What was the Human race’s answer to fixing this problem, kill them all!! There was a bounty placed on Kea and professional hunters made a living by culling the birds from High Country stations. Kea numbers are now estimated at around 1000-5000 due to the high impact that the culling had on the population.
Kea should be bird of the year because they have faced the most successful and vindictive predator of them all and survived to tell the tale.
It’s now your turn to make up for past mistakes of our ancestors and vote for Kea for bird of the year. Compare yourself to a Kea, they live in one of the harshest habitats there is and are continuously presented with shiny, colourful things, cars, buildings, tents and ski fields. What else is there to do but inspect them? A lot like humans, Kea always like to know how things operate and figure this out by careful dissection. It’s not their fault that humans keep resupplying them with new material and just maybe if they are finally given the recognition they deserve they might start leaving peoples belongings alone.

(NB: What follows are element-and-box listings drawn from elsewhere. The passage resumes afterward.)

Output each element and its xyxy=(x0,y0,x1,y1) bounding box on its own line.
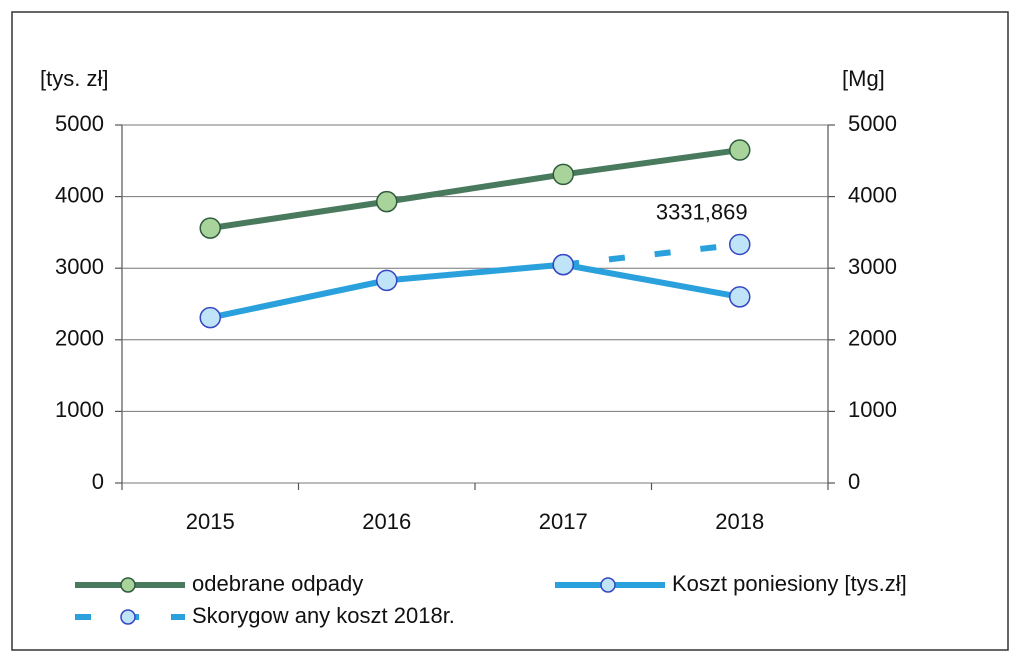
legend-marker xyxy=(120,577,136,593)
x-tick-label: 2017 xyxy=(539,509,588,534)
data-label: 3331,869 xyxy=(656,199,748,224)
x-tick-label: 2016 xyxy=(362,509,411,534)
x-tick-label: 2015 xyxy=(186,509,235,534)
frame xyxy=(11,11,1009,651)
y2-tick-label: 3000 xyxy=(848,254,897,279)
y2-tick-label: 4000 xyxy=(848,182,897,207)
series-line xyxy=(209,147,741,232)
y2-tick-label: 2000 xyxy=(848,326,897,351)
y-tick-label: 0 xyxy=(92,469,104,494)
y2-tick-label: 1000 xyxy=(848,397,897,422)
y-tick-label: 1000 xyxy=(55,397,104,422)
y-axis-title: [tys. zł] xyxy=(40,66,108,91)
marker xyxy=(552,253,574,276)
marker xyxy=(199,306,221,329)
marker xyxy=(552,163,574,186)
y2-axis-title: [Mg] xyxy=(842,66,885,91)
y-tick-label: 2000 xyxy=(55,326,104,351)
y-tick-label: 5000 xyxy=(55,111,104,136)
y-tick-label: 4000 xyxy=(55,182,104,207)
series-line xyxy=(562,241,741,268)
legend-label: odebrane odpady xyxy=(192,571,363,596)
y-tick-label: 3000 xyxy=(55,254,104,279)
marker xyxy=(376,190,398,213)
legend-marker xyxy=(120,609,136,625)
marker xyxy=(729,286,751,308)
series-line xyxy=(209,261,741,321)
marker xyxy=(199,217,221,239)
marker xyxy=(729,233,751,256)
legend-marker xyxy=(600,577,616,593)
marker xyxy=(376,269,398,292)
marker xyxy=(729,139,751,161)
x-tick-label: 2018 xyxy=(715,509,764,534)
y2-tick-label: 0 xyxy=(848,469,860,494)
legend-label: Koszt poniesiony [tys.zł] xyxy=(672,571,907,596)
legend-label: Skorygow any koszt 2018r. xyxy=(192,603,455,628)
y2-tick-label: 5000 xyxy=(848,111,897,136)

And why aren’t New Zealanders referred to as ‘Keas’ instead of ‘Kiwis’. By making the Kiwi our national bird it’s like saying New Zealanders are slow, dim witted, drab and unexciting. We are better off comparing ourselves to a bird that is charismatic, curious, highly intelligent, innovative and not to forget striking to look at it. Kea are all of the above. A bird that spends it’s free time hanging out in Ski fields has to be pretty damn onto it. What other bird would have the audacity to take wake up slumbering trampers by undoing their bootlaces or even rearranging their tents and belongings while they are up away in the hills.
So vote for Kea for Bird of the year, give them the spotlight and hopefully together we will be able to halt their decline.